Lihat saja prilaku Bupati Garut Aceng Fikri yang tersandung permasalahan etika karena kasus skandal pernikahan kilatnya dengan gadis di bawah umur. Aceng Fikri tetap bersikukuh bahwa kasus yang menimpa dirinya merupakan permasalahan pribadi yang sengaja dibawa oleh pihak-pihak tertentu ke ranah politik. Andaikan benar bahwa memang ada semacam konspirasi untuk menjegal sang bupati, tapi substansi pernikahan kilat Aceng Fikri tetap sebuah fakta tercela yang terbukti membuatnya kehilangan simpati dari masyarakat Garut. Singkat kata, sampai hari Aceng Fikri tetap menjabat sebagai Bupati di Garut sana.

Andi Alfian Mallarangngeng dan Aceng Fikri menjadi contoh gamblang perilaku para pemimpin di tanah air.

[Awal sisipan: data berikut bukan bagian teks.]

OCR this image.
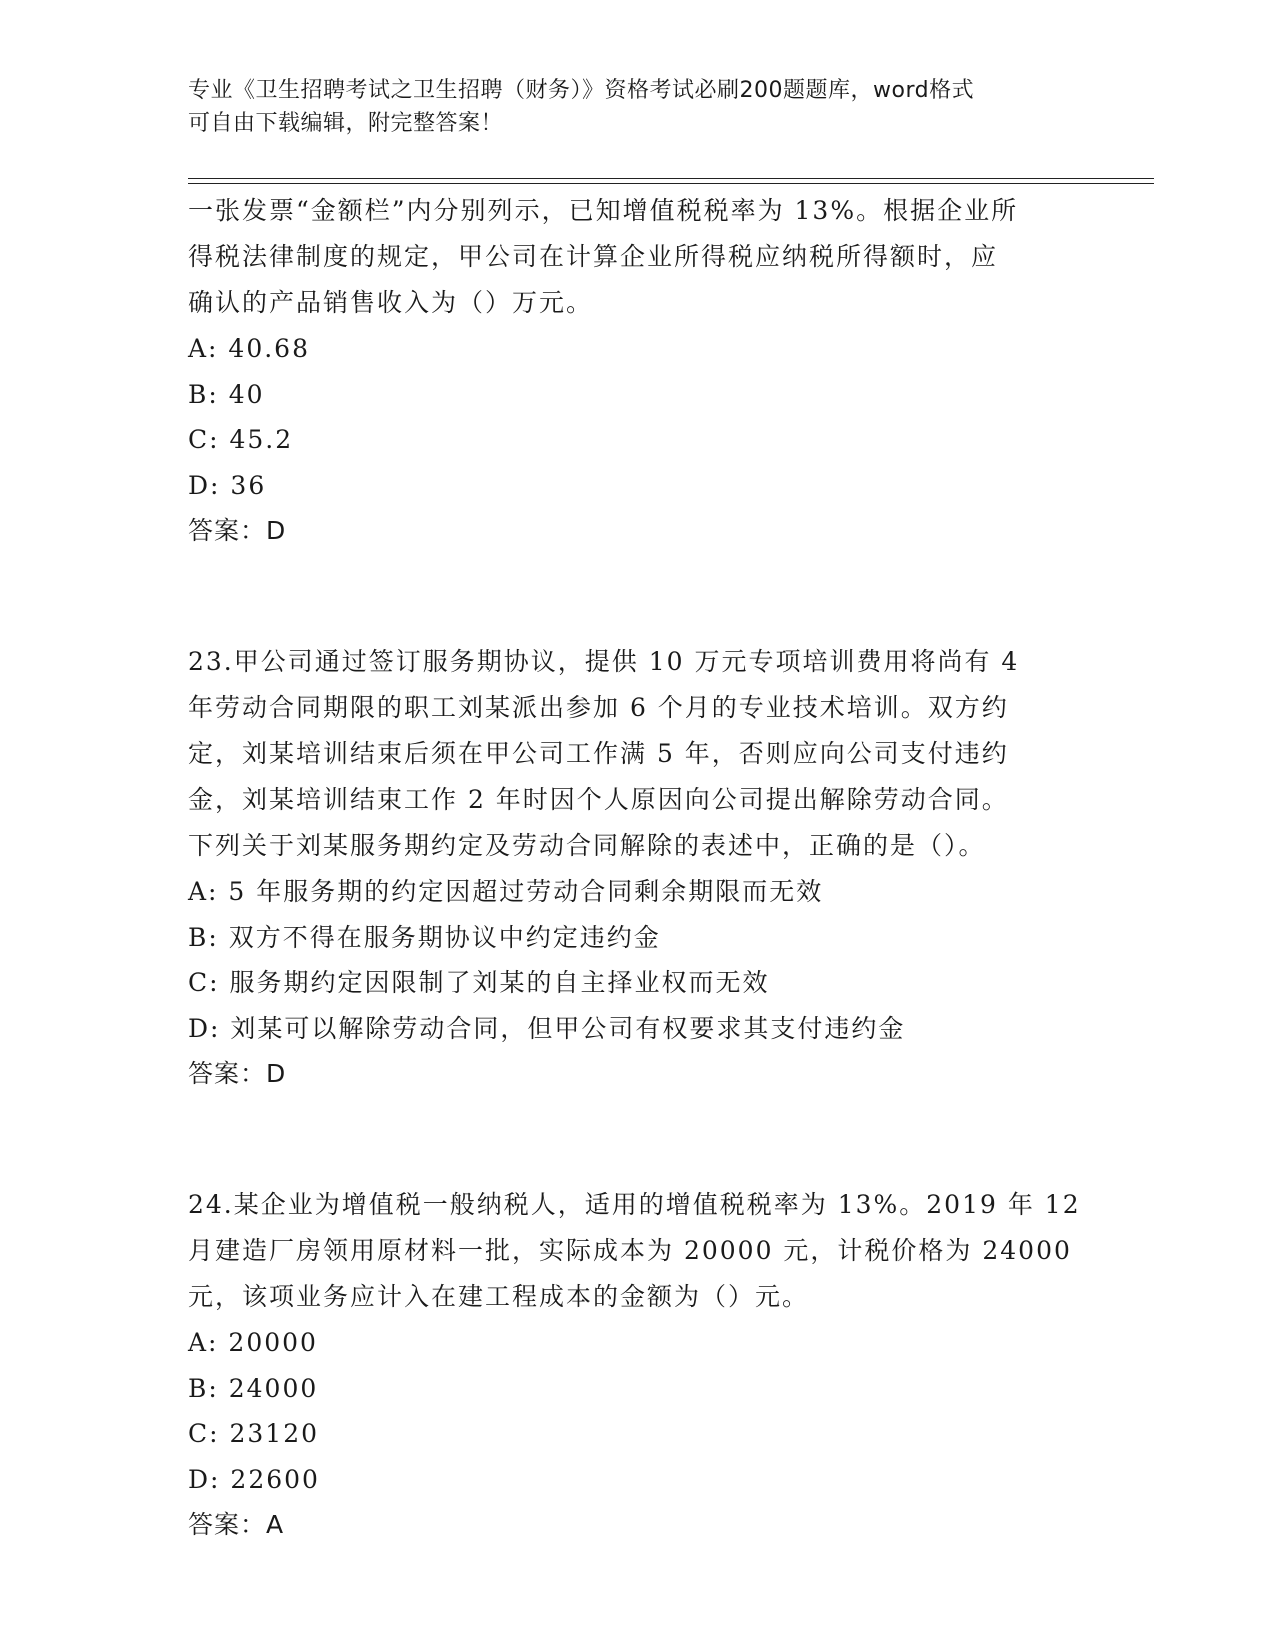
专业《卫生招聘考试之卫生招聘（财务）》资格考试必刷200题题库，word格式
可自由下载编辑，附完整答案！
一张发票“金额栏”内分别列示，已知增值税税率为 13%。根据企业所
得税法律制度的规定，甲公司在计算企业所得税应纳税所得额时，应
确认的产品销售收入为（）万元。
A: 40.68
B: 40
C: 45.2
D: 36
答案：D
23.甲公司通过签订服务期协议，提供 10 万元专项培训费用将尚有 4
年劳动合同期限的职工刘某派出参加 6 个月的专业技术培训。双方约
定，刘某培训结束后须在甲公司工作满 5 年，否则应向公司支付违约
金，刘某培训结束工作 2 年时因个人原因向公司提出解除劳动合同。
下列关于刘某服务期约定及劳动合同解除的表述中，正确的是（）。
A: 5 年服务期的约定因超过劳动合同剩余期限而无效
B: 双方不得在服务期协议中约定违约金
C: 服务期约定因限制了刘某的自主择业权而无效
D: 刘某可以解除劳动合同，但甲公司有权要求其支付违约金
答案：D
24.某企业为增值税一般纳税人，适用的增值税税率为 13%。2019 年 12
月建造厂房领用原材料一批，实际成本为 20000 元，计税价格为 24000
元，该项业务应计入在建工程成本的金额为（）元。
A: 20000
B: 24000
C: 23120
D: 22600
答案：A
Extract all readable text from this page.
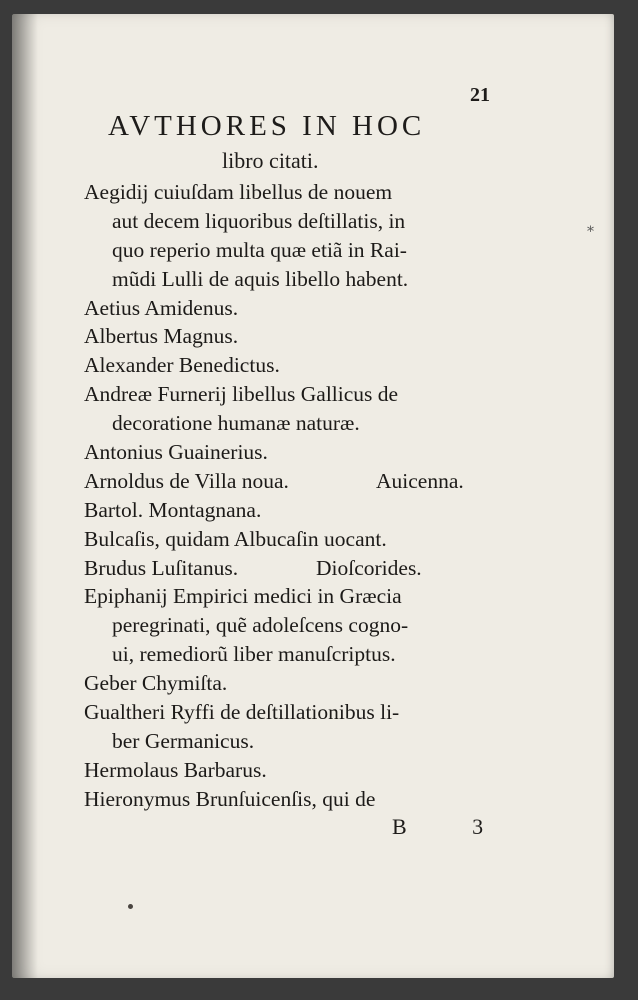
21
AVTHORES IN HOC
libro citati.
Aegidij cuiuſdam libellus de nouem
aut decem liquoribus deſtillatis, in
quo reperio multa quæ etiã in Rai-
mũdi Lulli de aquis libello habent.
Aetius Amidenus.
Albertus Magnus.
Alexander Benedictus.
Andreæ Furnerij libellus Gallicus de
decoratione humanæ naturæ.
Antonius Guainerius.
Arnoldus de Villa noua.	Auicenna.
Bartol. Montagnana.
Bulcaſis, quidam Albucaſin uocant.
Brudus Luſitanus.	Dioſcorides.
Epiphanij Empirici medici in Græcia
peregrinati, quẽ adoleſcens cogno-
ui, remediorũ liber manuſcriptus.
Geber Chymiſta.
Gualtheri Ryffi de deſtillationibus li-
ber Germanicus.
Hermolaus Barbarus.
Hieronymus Brunſuicenſis, qui de
B 3
*
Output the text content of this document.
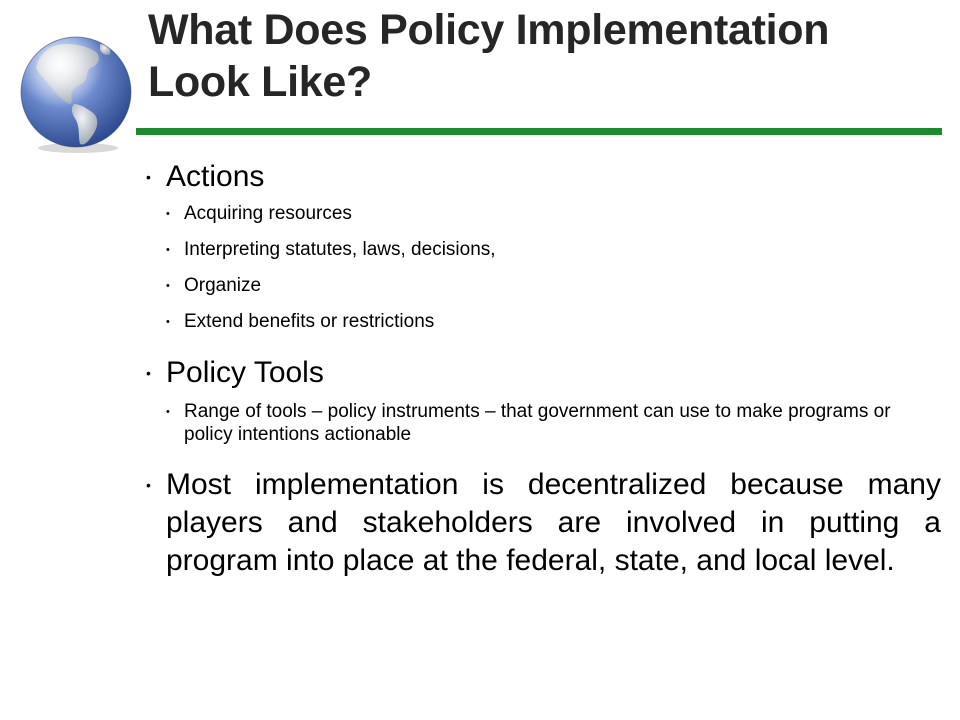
What Does Policy Implementation
Look Like?
• Actions
• Acquiring resources
• Interpreting statutes, laws, decisions,
• Organize
• Extend benefits or restrictions
• Policy Tools
• Range of tools – policy instruments – that government can use to make programs or policy intentions actionable
• Most implementation is decentralized because many players and stakeholders are involved in putting a program into place at the federal, state, and local level.
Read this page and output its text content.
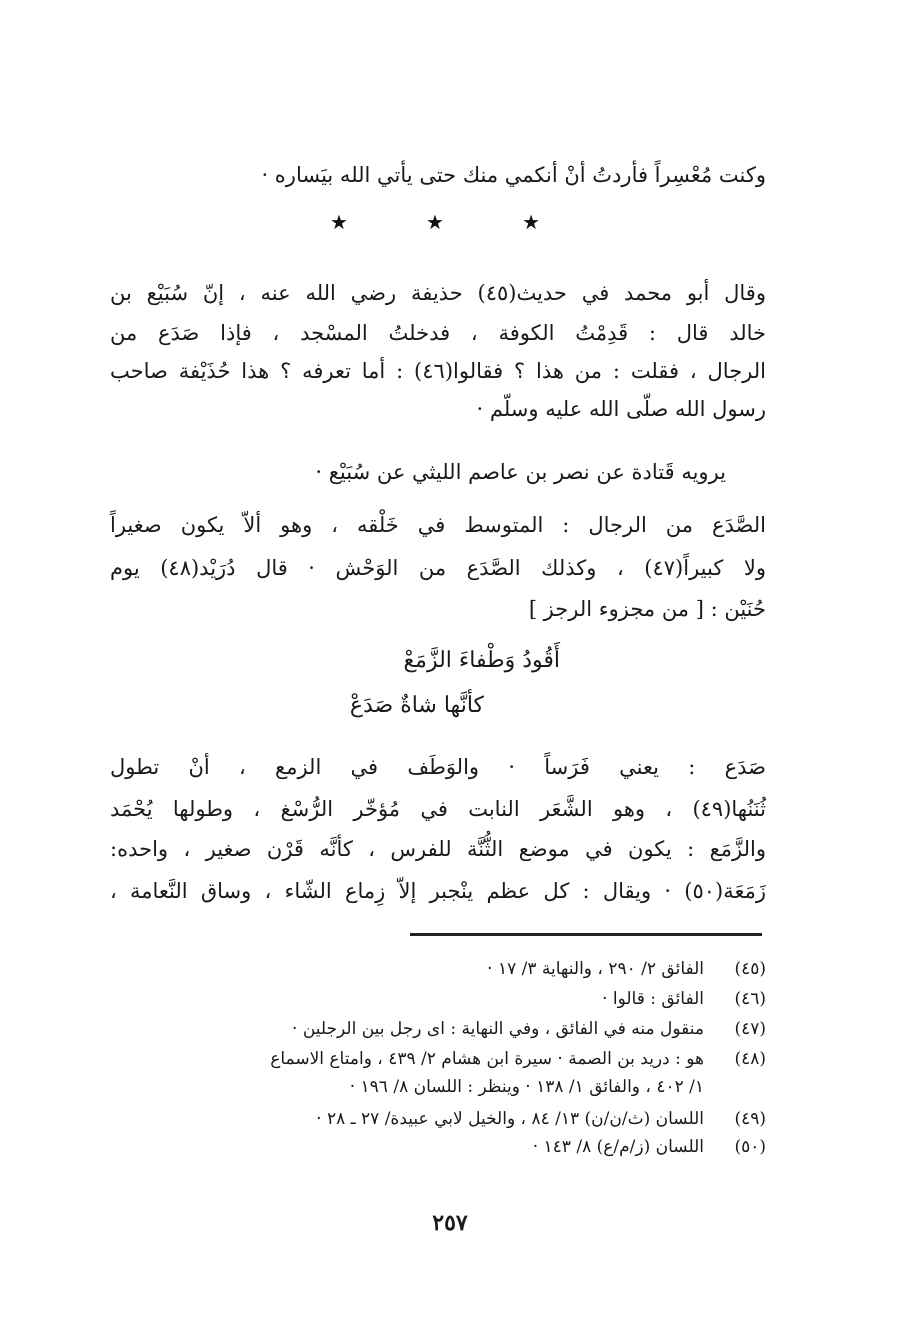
وكنت مُعْسِراً فأردتُ أنْ أنكمي منك حتى يأتي الله بيَساره ·
★	★	★
وقال أبو محمد في حديث(٤٥) حذيفة رضي الله عنه ، إنّ سُبَيْع بن
خالد قال : قَدِمْتُ الكوفة ، فدخلتُ المسْجد ، فإذا صَدَع من
الرجال ، فقلت : من هذا ؟ فقالوا(٤٦) : أما تعرفه ؟ هذا حُذَيْفة صاحب
رسول الله صلّى الله عليه وسلّم ·
يرويه قَتادة عن نصر بن عاصم الليثي عن سُبَيْع ·
الصَّدَع من الرجال : المتوسط في خَلْقه ، وهو ألاّ يكون صغيراً
ولا كبيراً(٤٧) ، وكذلك الصَّدَع من الوَحْش · قال دُرَيْد(٤٨) يوم
حُنَيْن : [ من مجزوء الرجز ]
أَقُودُ وَطْفاءَ الزَّمَعْ
كأنَّها شاةٌ صَدَعْ
صَدَع : يعني فَرَساً · والوَطَف في الزمع ، أنْ تطول
ثُنَنُها(٤٩) ، وهو الشَّعَر النابت في مُؤخّر الرُّسْغ ، وطولها يُحْمَد
والزَّمَع : يكون في موضع الثُّنَّة للفرس ، كأنَّه قَرْن صغير ، واحده:
زَمَعَة(٥٠) · ويقال : كل عظم ينْجبر إلاّ زِماع الشّاء ، وساق النَّعامة ،
(٤٥)
الفائق ٢/ ٢٩٠ ، والنهاية ٣/ ١٧ ·
(٤٦)
الفائق : قالوا ·
(٤٧)
منقول منه في الفائق ، وفي النهاية : اى رجل بين الرجلين ·
(٤٨)
هو : دريد بن الصمة · سيرة ابن هشام ٢/ ٤٣٩ ، وامتاع الاسماع
١/ ٤٠٢ ، والفائق ١/ ١٣٨ · وينظر : اللسان ٨/ ١٩٦ ·
(٤٩)
اللسان (ث/ن/ن) ١٣/ ٨٤ ، والخيل لابي عبيدة/ ٢٧ ـ ٢٨ ·
(٥٠)
اللسان (ز/م/ع) ٨/ ١٤٣ ·
٢٥٧
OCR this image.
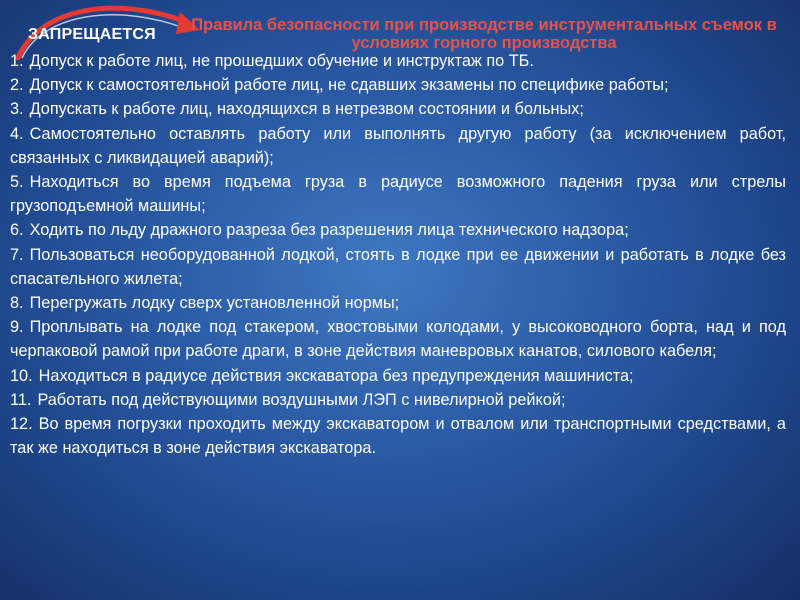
Правила безопасности при производстве инструментальных съемок в условиях горного производства
ЗАПРЕЩАЕТСЯ
1. Допуск к работе лиц, не прошедших обучение и инструктаж по ТБ.
2. Допуск к самостоятельной работе лиц, не сдавших экзамены по специфике работы;
3. Допускать к работе лиц, находящихся в нетрезвом состоянии и больных;
4. Самостоятельно оставлять работу или выполнять другую работу (за исключением работ, связанных с ликвидацией аварий);
5. Находиться во время подъема груза в радиусе возможного падения груза или стрелы грузоподъемной машины;
6. Ходить по льду дражного разреза без разрешения лица технического надзора;
7. Пользоваться необорудованной лодкой, стоять в лодке при ее движении и работать в лодке без спасательного жилета;
8. Перегружать лодку сверх установленной нормы;
9. Проплывать на лодке под стакером, хвостовыми колодами, у высоководного борта, над и под черпаковой рамой при работе драги, в зоне действия маневровых канатов, силового кабеля;
10. Находиться в радиусе действия экскаватора без предупреждения машиниста;
11. Работать под действующими воздушными ЛЭП с нивелирной рейкой;
12. Во время погрузки проходить между экскаватором и отвалом или транспортными средствами, а так же находиться в зоне действия экскаватора.
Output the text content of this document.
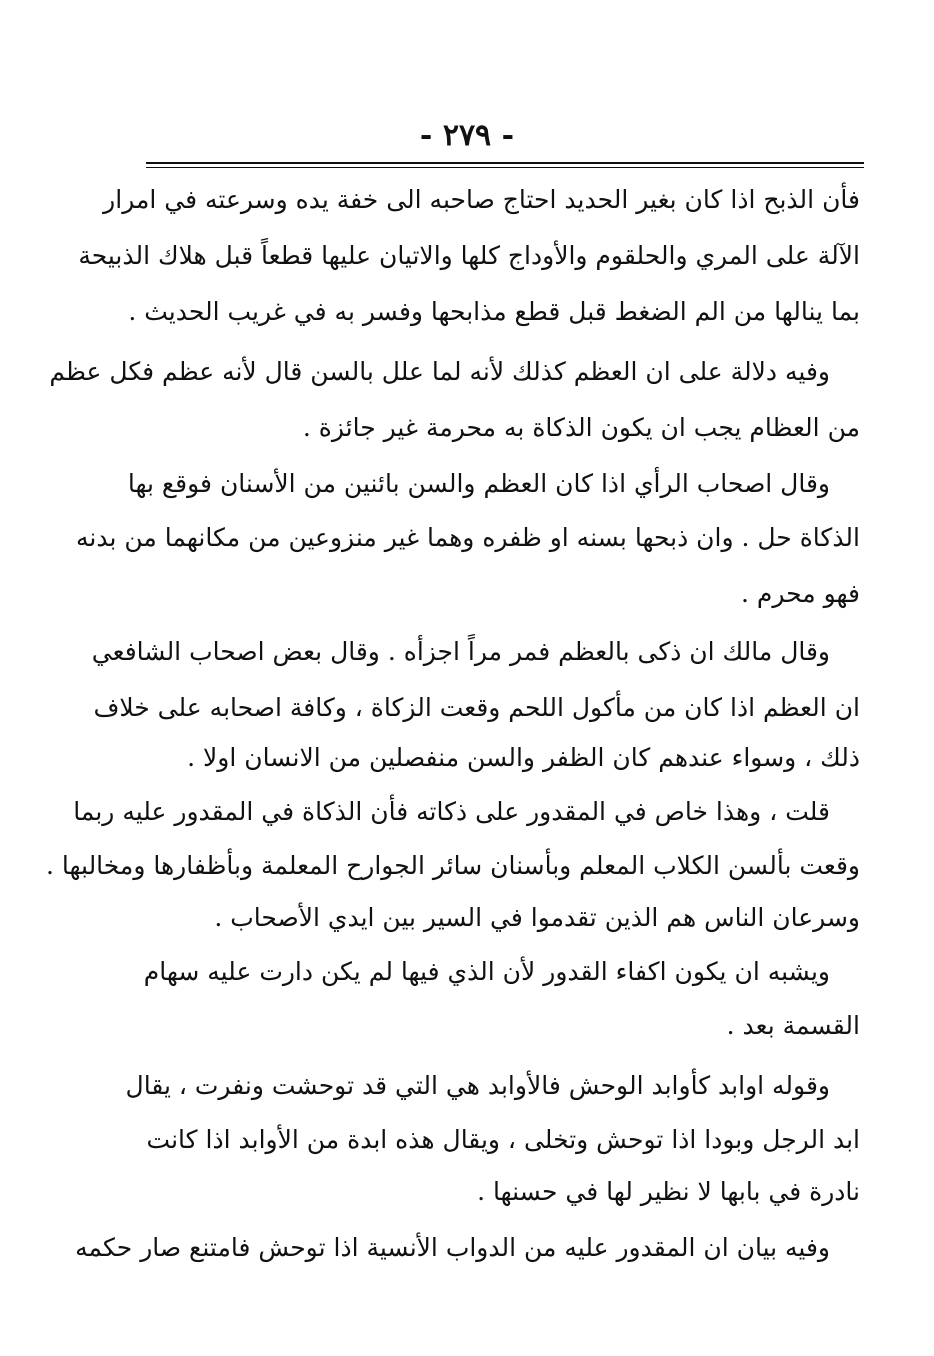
- ٢٧٩ -
فأن الذبح اذا كان بغير الحديد احتاج صاحبه الى خفة يده وسرعته في امرار
الآلة على المري والحلقوم والأوداج كلها والاتيان عليها قطعاً قبل هلاك الذبيحة
بما ينالها من الم الضغط قبل قطع مذابحها وفسر به في غريب الحديث .
وفيه دلالة على ان العظم كذلك لأنه لما علل بالسن قال لأنه عظم فكل عظم
من العظام يجب ان يكون الذكاة به محرمة غير جائزة .
وقال اصحاب الرأي اذا كان العظم والسن بائنين من الأسنان فوقع بها
الذكاة حل . وان ذبحها بسنه او ظفره وهما غير منزوعين من مكانهما من بدنه
فهو محرم .
وقال مالك ان ذكى بالعظم فمر مراً اجزأه . وقال بعض اصحاب الشافعي
ان العظم اذا كان من مأكول اللحم وقعت الزكاة ، وكافة اصحابه على خلاف
ذلك ، وسواء عندهم كان الظفر والسن منفصلين من الانسان اولا .
قلت ، وهذا خاص في المقدور على ذكاته فأن الذكاة في المقدور عليه ربما
وقعت بألسن الكلاب المعلم وبأسنان سائر الجوارح المعلمة وبأظفارها ومخالبها .
وسرعان الناس هم الذين تقدموا في السير بين ايدي الأصحاب .
ويشبه ان يكون اكفاء القدور لأن الذي فيها لم يكن دارت عليه سهام
القسمة بعد .
وقوله اوابد كأوابد الوحش فالأوابد هي التي قد توحشت ونفرت ، يقال
ابد الرجل وبودا اذا توحش وتخلى ، ويقال هذه ابدة من الأوابد اذا كانت
نادرة في بابها لا نظير لها في حسنها .
وفيه بيان ان المقدور عليه من الدواب الأنسية اذا توحش فامتنع صار حكمه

Pemimpin itu bukan semata –mata masalah posisi dan jabatan tapi seyogyanya memberikan pengaruh positif bagi masyarakat. Masyarakat perlu mendapatkan pendidikan etika berpolitik dan berdemokrasi yang baik. Terbukti bersalah atau tidaknya Andi itu masalah lain. Tapi keputusan mundur yang diambilnya meninggalkan teladan berpolitik bagi kita semua. Jauh lebih bermakna daripada kengototan seorang Aceng Fikri yang terlihat begitu kemaruk akan kekuasaan.